Following are the featurs used:
This data was scraped from publicly available results posted every week from Domain.com.au, I've cleaned it as best I can, now it's up to you to make data analysis magic. The dataset includes Address, Type of Real estate, Suburb, Method of Selling, Rooms, Price, Real Estate Agent, Date of Sale and distance from C.B.D.
….Now with extra data including including property size, land size and council area, you may need to change your code!
Some Key Details Suburb: Suburb
Address: Address
Rooms: Number of rooms
Price: Price in Australian dollars
Method: S - property sold; SP - property sold prior; PI - property passed in; PN - sold prior not disclosed; SN - sold not disclosed; NB - no bid; VB - vendor bid; W - withdrawn prior to auction; SA - sold after auction; SS - sold after auction price not disclosed.

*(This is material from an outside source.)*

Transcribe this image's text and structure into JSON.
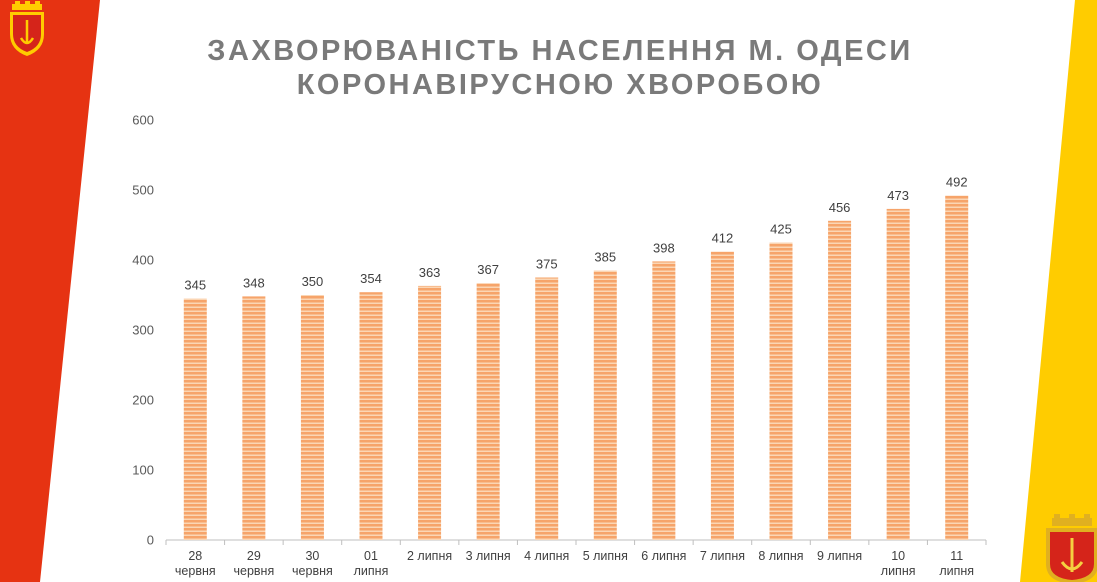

N/A - price or highest bid not available.
Type: br - bedroom(s); h - house,cottage,villa, semi,terrace; u - unit, duplex; t - townhouse; dev site - development site; o res - other residential.
SellerG: Real Estate Agent
Date: Date sold
Distance: Distance from CBD in Kilometres
Regionname: General Region (West, North West, North, North east …etc)
Propertycount: Number of properties that exist in the suburb.
Bedroom2 : Scraped # of Bedrooms (from different source)
Bathroom: Number of Bathrooms
Car: Number of carspots
Landsize: Land Size in Metres
BuildingArea: Building Size in Metres
YearBuilt: Year the house was built
CouncilArea: Governing council for the area
Lattitude: Self explanitory
Longtitude: Self explanitory
**Steps for execution:
- Extracted the Data
- Perfromed EDA for the different features to check how they ar correlated.
- Imputed the missing values and dropped features for the missing values which can't be imputed, because a major chunk of missing values were missing from the feature.
- Encodied the categorical features, while keeping in mind the curse of dimensionality.
- Seleted the relevent features to be used while modelling using the SelectKBest (Chi-Square method).
- Perfromed Feature Scaling using MinMaxScaler.
- Perfromed a train_train_split for the data to split it into 75% training and 25% testing data.
- Created a Machine Learning Model using RandomForestRegressor Algorithm using n_estimators=700.
- Trained a model and made predictions.
- Plotted a scatter plot for y_test and predictions they follow an increasing linear relationship.
- Plotted a residual as well using distplot by calculating y_test-predictions.